Selon ce texte, dans sa rédaction issue du décret n°2009-938 du 29 juillet 2009, applicable à la date des certificats médicaux initiaux produits, la caisse dispose d'un délai de trente jours à compter de la date à laquelle elle a reçu la déclaration d'accident et le certificat médical initial ou de trois mois à compter de la date à laquelle elle a reçu la déclaration de la maladie professionnelle et le certificat médical initial pour statuer sur le caractère professionnel de l'accident ou de la maladie.
Sous réserve des dispositions de l'article R. 441-14, en l'absence de décision de la caisse dans le délai prévu au premier alinéa, le caractère professionnel de l'accident ou de la maladie est reconnu.
Toutefois, en l'absence de justification par les requérants de la date exacte de dépôt de la demande auprès de la caisse primaire d'assurance maladie, la cour n'est pas en mesure de se prononcer sur la reconnaissance du caractère professionnel de la maladie litigieuse par application de ces dispositions.
La demande des requérants à cette fin ne peut ainsi qu'être rejetée.
En revanche, la cour considère qu'il est nécessaire, pour déterminer s'il y a lieu d'appliquer la présomption simple résultant des textes précités, de connaître la décision de la [4] quant à la demande de reconnaissance de maladie professionnelle pendante devant celle-ci au 19 novembre 2021.
En conséquence, il est fait droit à la demande des requérants aux fins de sursis à statuer, jusqu'à production de la décision de la [4] quant à la demande de reconnaissance du caractère professionnel de la maladie de [S] [Y].

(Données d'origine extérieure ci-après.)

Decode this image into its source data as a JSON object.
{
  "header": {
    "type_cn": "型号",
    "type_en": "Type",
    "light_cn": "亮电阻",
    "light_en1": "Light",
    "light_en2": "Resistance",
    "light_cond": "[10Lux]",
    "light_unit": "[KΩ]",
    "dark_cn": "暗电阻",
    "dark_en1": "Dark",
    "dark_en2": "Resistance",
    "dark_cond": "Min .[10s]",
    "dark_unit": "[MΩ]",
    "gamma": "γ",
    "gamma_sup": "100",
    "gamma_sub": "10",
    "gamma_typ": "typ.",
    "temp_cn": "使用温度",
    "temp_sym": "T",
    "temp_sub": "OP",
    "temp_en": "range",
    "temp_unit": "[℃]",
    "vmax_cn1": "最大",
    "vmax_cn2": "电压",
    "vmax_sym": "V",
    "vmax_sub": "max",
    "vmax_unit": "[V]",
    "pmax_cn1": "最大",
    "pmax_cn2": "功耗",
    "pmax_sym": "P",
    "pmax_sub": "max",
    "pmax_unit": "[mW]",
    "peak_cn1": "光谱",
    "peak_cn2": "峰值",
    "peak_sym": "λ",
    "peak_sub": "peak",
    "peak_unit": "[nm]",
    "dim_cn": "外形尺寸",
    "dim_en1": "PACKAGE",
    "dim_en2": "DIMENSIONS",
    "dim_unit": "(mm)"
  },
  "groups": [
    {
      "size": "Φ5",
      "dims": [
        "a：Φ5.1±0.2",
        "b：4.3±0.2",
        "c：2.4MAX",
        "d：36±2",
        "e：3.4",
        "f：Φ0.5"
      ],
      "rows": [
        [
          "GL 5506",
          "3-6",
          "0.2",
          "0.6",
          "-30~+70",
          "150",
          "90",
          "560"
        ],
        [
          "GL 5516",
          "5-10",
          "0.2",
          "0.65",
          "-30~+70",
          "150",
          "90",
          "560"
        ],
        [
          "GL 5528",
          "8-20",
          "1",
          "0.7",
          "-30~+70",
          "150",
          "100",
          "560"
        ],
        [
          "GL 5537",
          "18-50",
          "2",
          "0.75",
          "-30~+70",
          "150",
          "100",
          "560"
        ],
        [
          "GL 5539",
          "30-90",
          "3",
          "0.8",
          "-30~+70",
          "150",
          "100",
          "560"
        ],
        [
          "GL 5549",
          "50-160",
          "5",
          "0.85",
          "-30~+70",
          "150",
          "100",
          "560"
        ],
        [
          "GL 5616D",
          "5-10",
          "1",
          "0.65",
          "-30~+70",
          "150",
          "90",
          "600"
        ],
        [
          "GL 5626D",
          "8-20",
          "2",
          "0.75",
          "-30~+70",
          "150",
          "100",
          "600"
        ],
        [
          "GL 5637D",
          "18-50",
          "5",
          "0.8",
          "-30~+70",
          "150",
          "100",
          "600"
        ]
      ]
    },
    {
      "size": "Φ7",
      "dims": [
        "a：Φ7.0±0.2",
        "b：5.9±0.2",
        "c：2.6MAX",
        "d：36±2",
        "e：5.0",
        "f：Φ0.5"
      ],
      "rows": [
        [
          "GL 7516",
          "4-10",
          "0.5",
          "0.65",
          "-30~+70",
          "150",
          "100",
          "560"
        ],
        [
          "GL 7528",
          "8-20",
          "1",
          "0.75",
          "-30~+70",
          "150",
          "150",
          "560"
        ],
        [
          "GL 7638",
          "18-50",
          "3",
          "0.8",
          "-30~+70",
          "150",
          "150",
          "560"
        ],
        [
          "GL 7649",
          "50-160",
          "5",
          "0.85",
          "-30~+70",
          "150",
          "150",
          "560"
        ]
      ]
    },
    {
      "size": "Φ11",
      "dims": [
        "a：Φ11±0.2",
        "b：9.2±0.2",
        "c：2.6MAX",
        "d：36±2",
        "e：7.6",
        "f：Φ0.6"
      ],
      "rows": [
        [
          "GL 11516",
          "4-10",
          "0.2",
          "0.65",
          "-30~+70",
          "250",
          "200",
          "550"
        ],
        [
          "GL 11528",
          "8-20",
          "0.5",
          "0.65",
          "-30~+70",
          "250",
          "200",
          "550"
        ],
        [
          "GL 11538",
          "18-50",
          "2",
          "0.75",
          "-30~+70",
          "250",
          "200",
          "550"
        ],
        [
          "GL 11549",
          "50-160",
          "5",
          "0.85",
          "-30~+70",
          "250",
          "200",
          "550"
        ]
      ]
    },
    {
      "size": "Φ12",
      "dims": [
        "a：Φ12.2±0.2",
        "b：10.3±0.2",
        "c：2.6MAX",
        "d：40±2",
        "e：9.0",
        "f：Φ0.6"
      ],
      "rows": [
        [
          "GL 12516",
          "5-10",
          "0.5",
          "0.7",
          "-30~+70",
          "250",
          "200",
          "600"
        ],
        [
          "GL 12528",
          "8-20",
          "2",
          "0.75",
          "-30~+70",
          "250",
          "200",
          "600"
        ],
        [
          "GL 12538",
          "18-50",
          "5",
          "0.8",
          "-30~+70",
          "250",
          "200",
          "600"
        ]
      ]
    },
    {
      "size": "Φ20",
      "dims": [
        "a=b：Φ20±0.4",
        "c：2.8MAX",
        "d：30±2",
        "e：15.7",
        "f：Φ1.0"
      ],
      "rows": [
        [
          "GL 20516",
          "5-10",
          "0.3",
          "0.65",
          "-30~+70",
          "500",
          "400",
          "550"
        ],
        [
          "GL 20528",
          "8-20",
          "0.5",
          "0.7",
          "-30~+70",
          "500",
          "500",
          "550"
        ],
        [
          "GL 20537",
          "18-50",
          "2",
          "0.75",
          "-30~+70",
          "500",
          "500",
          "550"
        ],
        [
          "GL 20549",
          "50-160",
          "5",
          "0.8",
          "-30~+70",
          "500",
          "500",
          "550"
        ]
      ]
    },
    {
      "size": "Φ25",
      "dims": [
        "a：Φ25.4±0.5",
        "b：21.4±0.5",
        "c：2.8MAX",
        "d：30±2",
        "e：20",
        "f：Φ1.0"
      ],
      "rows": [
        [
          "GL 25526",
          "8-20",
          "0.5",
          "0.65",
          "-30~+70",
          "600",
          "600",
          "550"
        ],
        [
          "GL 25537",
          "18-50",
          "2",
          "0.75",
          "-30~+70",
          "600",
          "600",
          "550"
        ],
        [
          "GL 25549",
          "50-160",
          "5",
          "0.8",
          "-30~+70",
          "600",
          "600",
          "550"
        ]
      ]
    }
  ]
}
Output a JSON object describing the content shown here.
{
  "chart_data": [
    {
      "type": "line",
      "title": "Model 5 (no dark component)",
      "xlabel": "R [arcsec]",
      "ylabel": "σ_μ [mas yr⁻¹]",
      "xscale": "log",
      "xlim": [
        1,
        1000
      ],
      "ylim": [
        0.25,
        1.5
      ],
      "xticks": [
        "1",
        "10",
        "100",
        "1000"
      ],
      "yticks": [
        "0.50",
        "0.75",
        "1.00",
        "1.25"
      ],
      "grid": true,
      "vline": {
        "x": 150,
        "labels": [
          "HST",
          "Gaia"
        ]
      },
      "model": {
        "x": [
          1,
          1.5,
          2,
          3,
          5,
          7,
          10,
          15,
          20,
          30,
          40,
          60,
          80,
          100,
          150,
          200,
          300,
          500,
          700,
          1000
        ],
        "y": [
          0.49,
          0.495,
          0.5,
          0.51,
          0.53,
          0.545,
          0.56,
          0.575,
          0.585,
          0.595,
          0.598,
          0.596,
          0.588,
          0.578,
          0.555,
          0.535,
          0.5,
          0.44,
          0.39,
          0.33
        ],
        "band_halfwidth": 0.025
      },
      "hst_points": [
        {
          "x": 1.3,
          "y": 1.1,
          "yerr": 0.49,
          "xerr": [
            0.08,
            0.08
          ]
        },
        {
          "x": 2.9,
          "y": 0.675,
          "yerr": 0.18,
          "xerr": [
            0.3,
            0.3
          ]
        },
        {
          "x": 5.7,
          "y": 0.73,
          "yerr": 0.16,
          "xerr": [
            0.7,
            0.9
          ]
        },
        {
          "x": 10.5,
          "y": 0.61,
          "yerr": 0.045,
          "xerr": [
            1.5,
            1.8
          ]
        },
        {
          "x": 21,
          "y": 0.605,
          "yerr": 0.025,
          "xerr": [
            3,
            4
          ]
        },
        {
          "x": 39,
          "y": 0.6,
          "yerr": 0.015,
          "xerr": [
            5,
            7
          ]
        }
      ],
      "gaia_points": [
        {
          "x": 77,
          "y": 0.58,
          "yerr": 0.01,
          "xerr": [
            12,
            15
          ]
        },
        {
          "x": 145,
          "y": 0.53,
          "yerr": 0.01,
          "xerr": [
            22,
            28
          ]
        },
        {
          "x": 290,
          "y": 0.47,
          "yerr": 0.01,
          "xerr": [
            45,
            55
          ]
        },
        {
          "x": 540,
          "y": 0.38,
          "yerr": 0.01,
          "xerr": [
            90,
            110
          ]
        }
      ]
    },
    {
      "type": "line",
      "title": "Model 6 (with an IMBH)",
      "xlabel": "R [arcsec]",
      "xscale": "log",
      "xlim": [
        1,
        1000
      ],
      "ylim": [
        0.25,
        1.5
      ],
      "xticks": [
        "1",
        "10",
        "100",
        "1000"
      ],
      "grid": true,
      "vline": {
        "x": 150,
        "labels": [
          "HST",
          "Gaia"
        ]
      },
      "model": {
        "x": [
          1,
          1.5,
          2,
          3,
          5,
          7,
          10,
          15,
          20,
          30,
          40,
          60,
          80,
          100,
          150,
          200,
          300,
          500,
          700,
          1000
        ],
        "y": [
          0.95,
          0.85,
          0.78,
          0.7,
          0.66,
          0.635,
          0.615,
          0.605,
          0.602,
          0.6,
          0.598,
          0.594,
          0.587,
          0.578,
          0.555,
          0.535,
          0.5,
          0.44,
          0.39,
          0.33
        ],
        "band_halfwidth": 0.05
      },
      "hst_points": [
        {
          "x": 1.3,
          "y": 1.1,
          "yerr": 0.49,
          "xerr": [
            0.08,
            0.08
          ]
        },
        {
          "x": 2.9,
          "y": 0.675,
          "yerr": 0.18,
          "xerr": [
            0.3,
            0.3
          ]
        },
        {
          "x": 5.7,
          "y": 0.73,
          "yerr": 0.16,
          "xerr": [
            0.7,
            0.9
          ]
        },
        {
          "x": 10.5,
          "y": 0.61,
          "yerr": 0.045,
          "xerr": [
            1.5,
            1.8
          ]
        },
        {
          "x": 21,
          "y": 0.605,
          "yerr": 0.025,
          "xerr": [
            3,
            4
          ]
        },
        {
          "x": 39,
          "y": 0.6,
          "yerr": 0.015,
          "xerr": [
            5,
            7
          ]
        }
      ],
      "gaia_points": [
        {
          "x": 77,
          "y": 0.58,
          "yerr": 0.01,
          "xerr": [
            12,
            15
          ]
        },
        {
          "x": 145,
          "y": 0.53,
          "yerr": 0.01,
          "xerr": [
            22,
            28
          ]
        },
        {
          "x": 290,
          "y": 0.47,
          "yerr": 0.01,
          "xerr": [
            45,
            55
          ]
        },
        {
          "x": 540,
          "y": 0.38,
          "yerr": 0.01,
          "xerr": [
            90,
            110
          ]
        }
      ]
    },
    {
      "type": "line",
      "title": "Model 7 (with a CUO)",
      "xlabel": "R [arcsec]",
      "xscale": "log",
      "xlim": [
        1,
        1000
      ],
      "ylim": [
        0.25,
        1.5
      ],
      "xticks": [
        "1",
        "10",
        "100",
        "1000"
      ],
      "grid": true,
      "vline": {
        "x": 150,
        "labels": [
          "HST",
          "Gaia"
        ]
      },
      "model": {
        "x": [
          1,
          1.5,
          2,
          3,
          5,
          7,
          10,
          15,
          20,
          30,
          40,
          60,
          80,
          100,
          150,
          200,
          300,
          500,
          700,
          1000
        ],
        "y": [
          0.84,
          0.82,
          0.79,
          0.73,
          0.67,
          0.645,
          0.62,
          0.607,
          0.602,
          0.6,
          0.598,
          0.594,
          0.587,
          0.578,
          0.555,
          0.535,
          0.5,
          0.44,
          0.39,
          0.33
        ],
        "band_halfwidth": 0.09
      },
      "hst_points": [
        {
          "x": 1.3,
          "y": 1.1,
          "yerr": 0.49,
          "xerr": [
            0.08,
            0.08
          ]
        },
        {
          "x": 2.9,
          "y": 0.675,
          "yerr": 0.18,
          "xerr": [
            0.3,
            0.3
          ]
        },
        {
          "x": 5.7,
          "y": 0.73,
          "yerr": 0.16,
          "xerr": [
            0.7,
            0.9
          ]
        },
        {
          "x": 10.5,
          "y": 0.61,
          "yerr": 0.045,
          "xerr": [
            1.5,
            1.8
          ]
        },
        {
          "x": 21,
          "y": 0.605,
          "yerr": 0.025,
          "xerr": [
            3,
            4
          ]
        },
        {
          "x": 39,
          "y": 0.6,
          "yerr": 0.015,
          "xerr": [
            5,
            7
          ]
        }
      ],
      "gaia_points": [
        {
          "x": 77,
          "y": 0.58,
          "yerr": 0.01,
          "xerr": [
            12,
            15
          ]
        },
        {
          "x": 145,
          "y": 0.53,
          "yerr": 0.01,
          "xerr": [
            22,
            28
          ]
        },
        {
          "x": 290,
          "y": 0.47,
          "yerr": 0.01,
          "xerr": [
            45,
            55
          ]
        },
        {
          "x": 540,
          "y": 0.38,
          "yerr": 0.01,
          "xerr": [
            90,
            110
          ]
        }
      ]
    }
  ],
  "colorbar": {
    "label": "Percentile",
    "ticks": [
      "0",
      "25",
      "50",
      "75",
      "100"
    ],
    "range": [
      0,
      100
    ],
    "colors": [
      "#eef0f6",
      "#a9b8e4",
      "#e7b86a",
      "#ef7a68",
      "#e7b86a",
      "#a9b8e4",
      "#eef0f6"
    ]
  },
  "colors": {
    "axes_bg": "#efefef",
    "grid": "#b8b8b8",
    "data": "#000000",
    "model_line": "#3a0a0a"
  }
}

L'affaire sera réintroduite sur production de cette décision à l'initiative de la partie la plus diligente.
Sur les frais irrépétibles et les dépens
Les dépens et les frais irrépétibles sont réservés.
PAR CES MOTIFS
La cour,
Statuant publiquement, par arrêt contradictoire, mis à disposition au greffe et en dernier ressort,
Rejette la demande de Mme [A] [LH] veuve [Y], M. [L] [Y], Mme [LK] [Y], Mme [I] [Y], M. [C] [Y], Mme [F] [Y], M. [R] [Y], Mme [GI] [Y], Mme [H] [Y], M. [U] [Y], M. [P] [Y], M. [D] [Y] (en son nom propre et en qualité d'administrateur légal de ses enfants [W] [Y] et [GF] [Y]), M. [T] [Y], Mme [B] [Y], Mme [X] [Y] épouse [O] (en son nom propre et en qualité d'administratrice légale de ses enfants [K] [O] et [E] [O]), Mme [LE] [J], M. [Z] [J], Mme [N] [Y] (en son nom propre et en qualité d'administratice légale de ses enfants [RM] [Y] et [G] [Y]), M. [RG] [Y], Mme [WI] [Y], M. [C] [Y] aux fins de voir dire que la reconnaissance implicite de la maladie professionnelle de [S] [Y] objective le lien de causalité entre l'exposition à l'amiante et la maladie ;
Sursoit à statuer jusqu'à la production par la partie la plus diligente de la décision de la [4] quant à la demande de reconnaissance du caractère professionnel de la maladie de [S] [Y],
Dit que l'affaire sera radiée du rôle des affaires en cours et qu'elle sera enrôlée à nouveau à l'initiative des parties ou à la diligence de la cour, sauf la faculté d'ordonner, s'il y a lieu, un nouveau sursis ou, suivant les circonstances, de révoquer le sursis ou d'en abréger le délai,
Réserve les dépens et les frais irrépétibles.